Doação de bens: última “janela” de oportunidades para economizar pode ser 2026

Bruna Melo

COLUNA - Bruna Melo

Data 19/07/2026
Horário 07:04

As doações de bens em vida estão em alta no país e assim devem continuar em virtude ao que especialistas têm apontado como a última janela para antecipar a sucessão e reduzir os custos com a transmissão das heranças antes que as normas da Reforma Tributária entrem de vez em vigor.
A mudança no ITCMD foi aprovada na Lei Complementar 227 dentro da Reforma Tributária, que determina que Estados brasileiros devem adotar alíquotas progressivas na transmissão de bens, por doação ou herança, com teto de 8%. O texto também prevê mudanças na forma de contabilizar as participações societárias das famílias, que agora devem ser avaliadas pelo valor de mercado.
O imposto de transmissão gratuita sobre doações e heranças é de competência estadual.

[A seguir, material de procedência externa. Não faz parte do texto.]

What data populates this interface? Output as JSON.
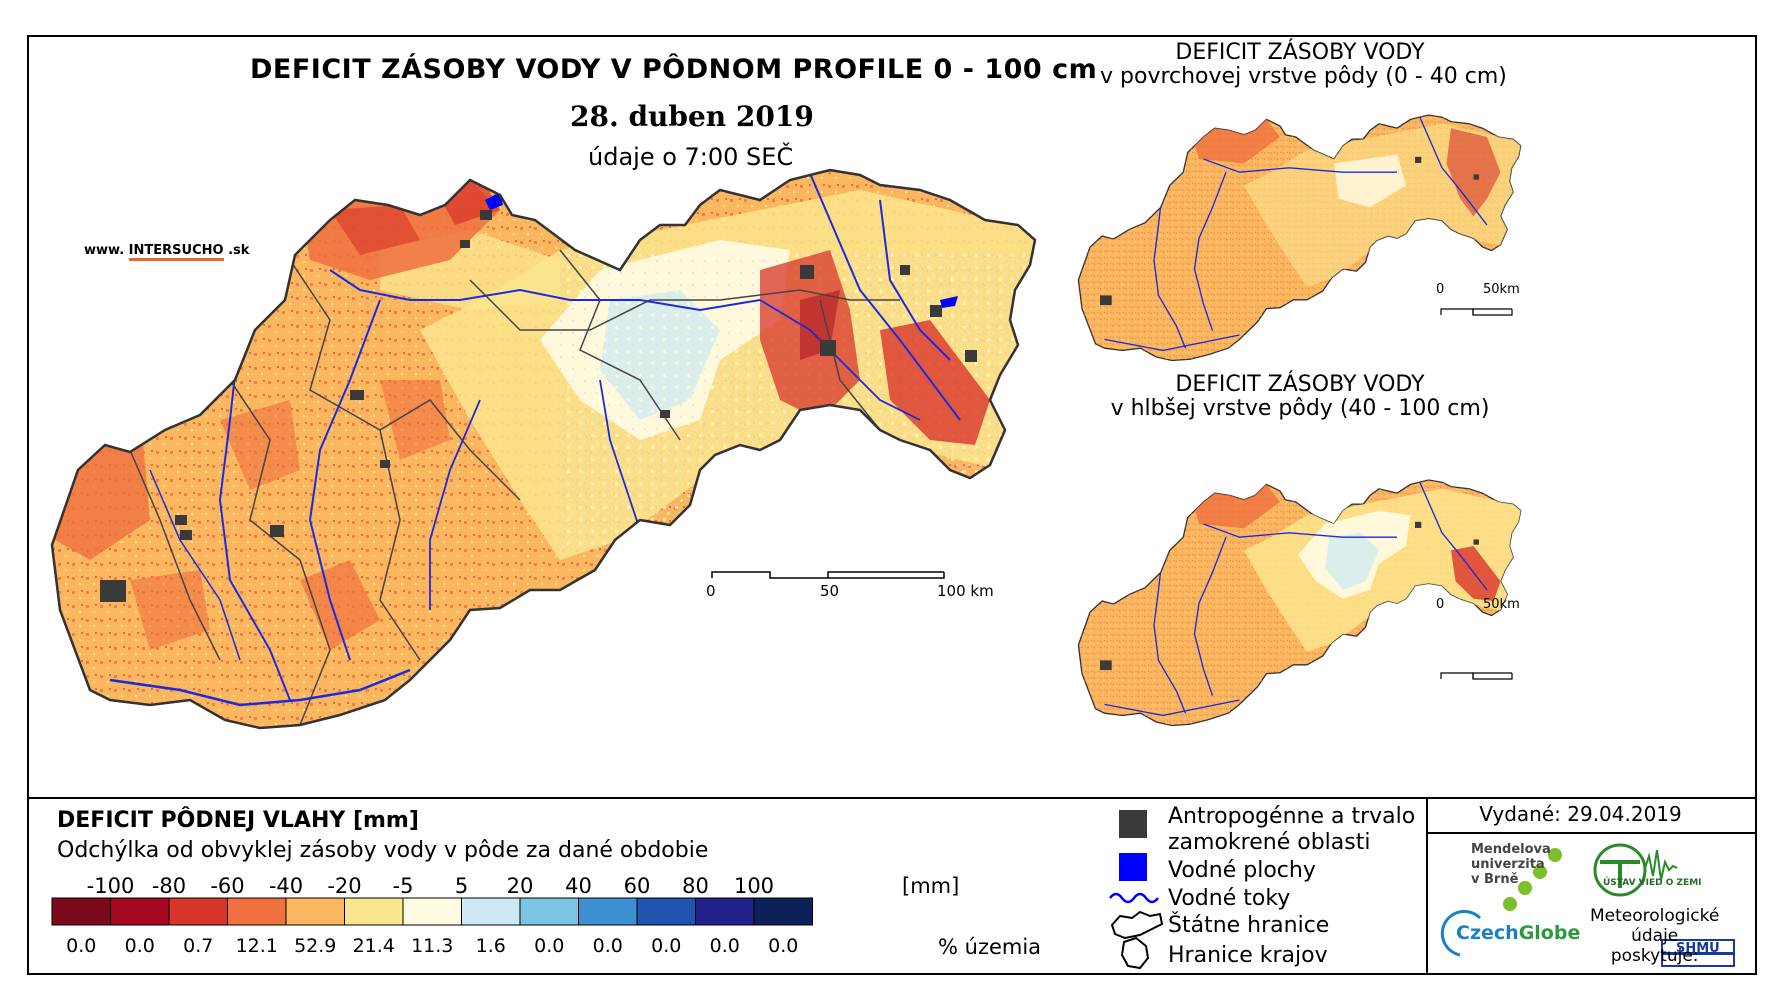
{
  "main_map": {
    "title": "DEFICIT ZÁSOBY VODY V PÔDNOM PROFILE 0 - 100 cm",
    "date": "28. duben 2019",
    "time": "údaje o 7:00 SEČ",
    "website_prefix": "www.",
    "website_brand_a": "INTER",
    "website_brand_b": "SUCHO",
    "website_suffix": ".sk",
    "scale_labels": [
      "0",
      "50",
      "100 km"
    ]
  },
  "inset_top": {
    "title_line1": "DEFICIT ZÁSOBY VODY",
    "title_line2": "v povrchovej vrstve pôdy (0 - 40 cm)",
    "scale_labels": [
      "0",
      "50km"
    ]
  },
  "inset_bottom": {
    "title_line1": "DEFICIT ZÁSOBY VODY",
    "title_line2": "v hlbšej vrstve pôdy (40 - 100 cm)",
    "scale_labels": [
      "0",
      "50km"
    ]
  },
  "legend": {
    "title": "DEFICIT PÔDNEJ VLAHY [mm]",
    "subtitle": "Odchýlka od obvyklej zásoby vody v pôde za dané obdobie",
    "unit": "[mm]",
    "percent_label": "% územia",
    "ticks": [
      "-100",
      "-80",
      "-60",
      "-40",
      "-20",
      "-5",
      "5",
      "20",
      "40",
      "60",
      "80",
      "100"
    ],
    "colors": [
      "#7a0a1c",
      "#a3081f",
      "#d8352a",
      "#f0703f",
      "#fbb760",
      "#fbe58d",
      "#fffbe3",
      "#cde9f3",
      "#7cc6e3",
      "#3c8fd0",
      "#1f54b0",
      "#23228c",
      "#0c2158"
    ],
    "percentages": [
      "0.0",
      "0.0",
      "0.7",
      "12.1",
      "52.9",
      "21.4",
      "11.3",
      "1.6",
      "0.0",
      "0.0",
      "0.0",
      "0.0",
      "0.0"
    ]
  },
  "symbols": {
    "anthropogenic_line1": "Antropogénne a trvalo",
    "anthropogenic_line2": "zamokrené oblasti",
    "water_bodies": "Vodné plochy",
    "water_streams": "Vodné toky",
    "state_border": "Štátne hranice",
    "region_border": "Hranice krajov",
    "colors": {
      "anthropogenic": "#3a3a3a",
      "water": "#0000ff"
    }
  },
  "issued": "Vydané: 29.04.2019",
  "logos": {
    "mendel_line1": "Mendelova",
    "mendel_line2": "univerzita",
    "mendel_line3": "v Brně",
    "czechglobe_a": "Czech",
    "czechglobe_b": "Globe",
    "ustav": "ÚSTAV VIED O ZEMI",
    "meteo_line1": "Meteorologické",
    "meteo_line2": "údaje",
    "meteo_line3": "poskytuje:",
    "shmu": "SHMÚ"
  }
}
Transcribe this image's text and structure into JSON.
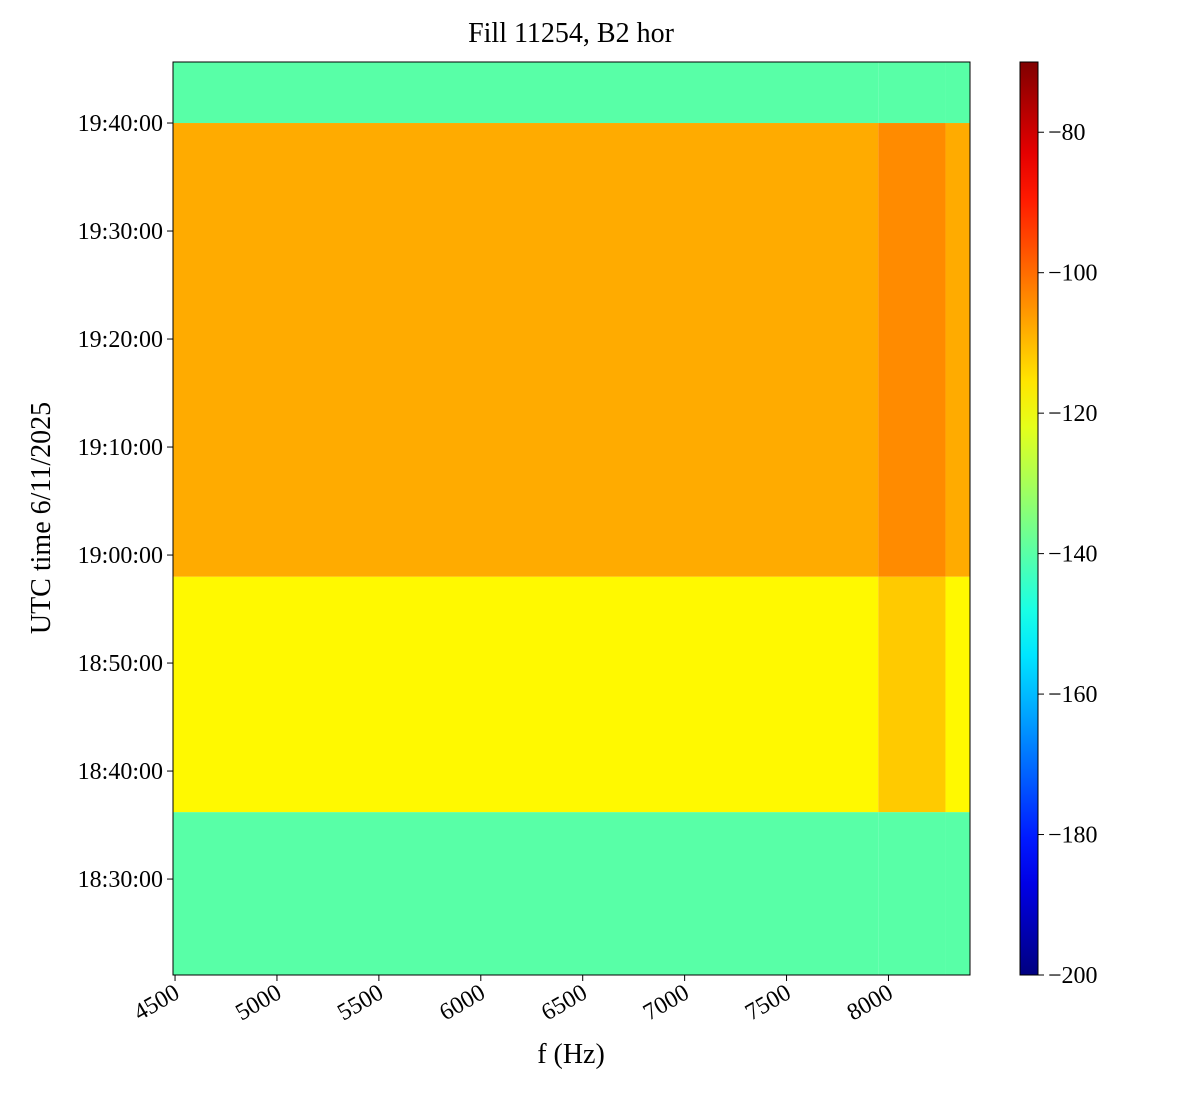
{
  "chart_data": {
    "type": "heatmap",
    "title": "Fill 11254, B2 hor",
    "xlabel": "f (Hz)",
    "ylabel": "UTC time 6/11/2025",
    "colormap": "jet",
    "x_bins": [
      4490,
      7950,
      8280,
      8400
    ],
    "y_bins": [
      66067,
      66972,
      68280,
      70800,
      71139
    ],
    "values": [
      [
        -140,
        -140,
        -140
      ],
      [
        -118,
        -112,
        -118
      ],
      [
        -108,
        -104,
        -108
      ],
      [
        -140,
        -140,
        -140
      ]
    ],
    "xlim": [
      4490,
      8400
    ],
    "xticks": [
      4500,
      5000,
      5500,
      6000,
      6500,
      7000,
      7500,
      8000
    ],
    "ylim": [
      66067,
      71139
    ],
    "yticks": [
      {
        "value": 66600,
        "label": "18:30:00"
      },
      {
        "value": 67200,
        "label": "18:40:00"
      },
      {
        "value": 67800,
        "label": "18:50:00"
      },
      {
        "value": 68400,
        "label": "19:00:00"
      },
      {
        "value": 69000,
        "label": "19:10:00"
      },
      {
        "value": 69600,
        "label": "19:20:00"
      },
      {
        "value": 70200,
        "label": "19:30:00"
      },
      {
        "value": 70800,
        "label": "19:40:00"
      }
    ],
    "clim": [
      -200,
      -70
    ],
    "cticks": [
      {
        "value": -80,
        "label": "−80"
      },
      {
        "value": -100,
        "label": "−100"
      },
      {
        "value": -120,
        "label": "−120"
      },
      {
        "value": -140,
        "label": "−140"
      },
      {
        "value": -160,
        "label": "−160"
      },
      {
        "value": -180,
        "label": "−180"
      },
      {
        "value": -200,
        "label": "−200"
      }
    ]
  }
}
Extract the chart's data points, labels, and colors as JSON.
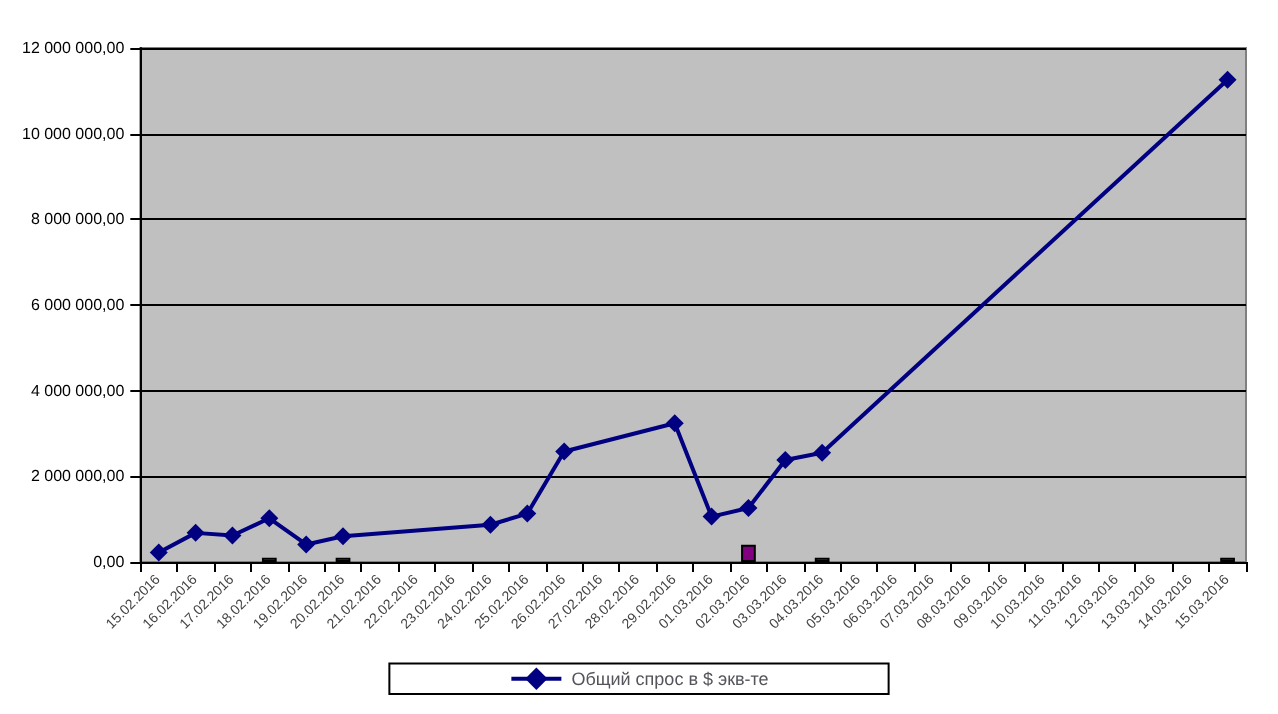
{
  "chart_data": {
    "type": "bar",
    "categories": [
      "15.02.2016",
      "16.02.2016",
      "17.02.2016",
      "18.02.2016",
      "19.02.2016",
      "20.02.2016",
      "21.02.2016",
      "22.02.2016",
      "23.02.2016",
      "24.02.2016",
      "25.02.2016",
      "26.02.2016",
      "27.02.2016",
      "28.02.2016",
      "29.02.2016",
      "01.03.2016",
      "02.03.2016",
      "03.03.2016",
      "04.03.2016",
      "05.03.2016",
      "06.03.2016",
      "07.03.2016",
      "08.03.2016",
      "09.03.2016",
      "10.03.2016",
      "11.03.2016",
      "12.03.2016",
      "13.03.2016",
      "14.03.2016",
      "15.03.2016"
    ],
    "series": [
      {
        "color": "#800080",
        "colors": [
          null,
          null,
          null,
          "#808080",
          null,
          "#808080",
          null,
          null,
          null,
          null,
          null,
          null,
          null,
          null,
          null,
          null,
          "#800080",
          null,
          "#808080",
          null,
          null,
          null,
          null,
          null,
          null,
          null,
          null,
          null,
          null,
          "#ff00ff"
        ],
        "values": [
          null,
          null,
          null,
          100000,
          null,
          100000,
          null,
          null,
          null,
          null,
          null,
          null,
          null,
          null,
          null,
          null,
          400000,
          null,
          100000,
          null,
          null,
          null,
          null,
          null,
          null,
          null,
          null,
          null,
          null,
          100000
        ]
      },
      {
        "type": "line",
        "name": "Общий спрос в $ экв-те",
        "color": "#000080",
        "x": [
          "15.02.2016",
          "16.02.2016",
          "17.02.2016",
          "18.02.2016",
          "19.02.2016",
          "20.02.2016",
          "24.02.2016",
          "25.02.2016",
          "26.02.2016",
          "29.02.2016",
          "01.03.2016",
          "02.03.2016",
          "03.03.2016",
          "04.03.2016",
          "15.03.2016"
        ],
        "values": [
          220000,
          680000,
          620000,
          1020000,
          410000,
          600000,
          870000,
          1130000,
          2580000,
          3240000,
          1060000,
          1260000,
          2380000,
          2550000,
          11260000
        ]
      }
    ],
    "ylim": [
      0,
      12000000
    ],
    "yticks": [
      {
        "value": 0,
        "label": "0,00"
      },
      {
        "value": 2000000,
        "label": "2 000 000,00"
      },
      {
        "value": 4000000,
        "label": "4 000 000,00"
      },
      {
        "value": 6000000,
        "label": "6 000 000,00"
      },
      {
        "value": 8000000,
        "label": "8 000 000,00"
      },
      {
        "value": 10000000,
        "label": "10 000 000,00"
      },
      {
        "value": 12000000,
        "label": "12 000 000,00"
      }
    ],
    "grid": "y",
    "legend": "bottom",
    "marker": "diamond"
  }
}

No Estado de São Paulo, atualmente a alíquota é de 4% sobre o valor dos bens transmitidos, desta forma com a obrigatoriedade de progressividade poderá chegar até 8%.
O tema é especialmente relevante para o Estado de São Paulo, que concentrou quase metade das operações de doação de bens em vida do país (45%) nos últimos anos e ainda não ajustou a legislação estadual para as novas normas da Reforma Tributária. Isso significa que o ITCMD não foi alterado, abrindo uma brecha para que famílias antecipem a sucessão a custos mais baixos antes de a legislação mudar (Projeto de Lei nº 07/2024 propõe que a cobrança seja progressiva de 2% a 8%, a depender da faixa do patrimônio).
O que é necessário para fazer uma doação no cartório?  Em relação aos documentos pessoais das partes são os seguintes: 1- Documento de identificação com foto contendo RG e CPF; 2- Certidão de nascimento ou casamento, caso houver o pacto antenupcial e seu respectivo registro.
Os documentos relativos ao imóvel dependem de sua natureza, se é urbano ou rural. No caso de imóvel urbano é necessário a apresentação: 1- Matrícula do imóvel; 2- Certidão do valor venal. Quando tratar-se de imóvel rural é necessária a apresentação: 1- Matrícula do imóvel; 2- CCIR (Certificado de Cadastro de Imóvel Rural); 3- DITR (Declaração do Imposto sobre a Propriedade Rural); 4- Certidão de regularidade fiscal do imóvel emitida pela Secretaria da Receita Federal ou cinco últimos comprovantes de pagamento do ITR (Imposto Territorial Rural).
No Brasil é possível a doação de 50% (parte disponível) do patrimônio para qualquer pessoa, caso possua herdeiros necessários (descendentes, cônjuge e ascendente que têm direito a 50% do patrimônio), não havendo herdeiros necessários é possível doação de 100% do patrimônio para qualquer pessoa, desde que possua meios para subsistência, como por exemplo, fazer a doação reservando o usufruto.
Há mecanismos jurídicos para resguardar o doador e donatário na doação, como a cláusula de reversão (caso o beneficiário da doação faleça antes do doador, o bem retorna ao patrimônio), assim como a reserva de usufruto, que permite o doador morar, alugar e extrair renda do imóvel enquanto assim desejar. Também é possível a imposição de cláusula de inalienabilidade (que não permite a venda), assim como incomunicabilidade (que não comunicará com o cônjuge).
O valor da escritura de doação é tabelado por lei em todos os cartórios do Estado de São Paulo, sendo calculado a partir do valor da doação. O procedimento da lavratura da escritura pública é muito simples e inclusive pode ocorrer sem que as partes saiam de casa, utilizando-se da escritura eletrônica, que será feita por meio de videoconferência e assinatura digital. Para maiores esclarecimentos, procure o profissional jurídico de sua confiança.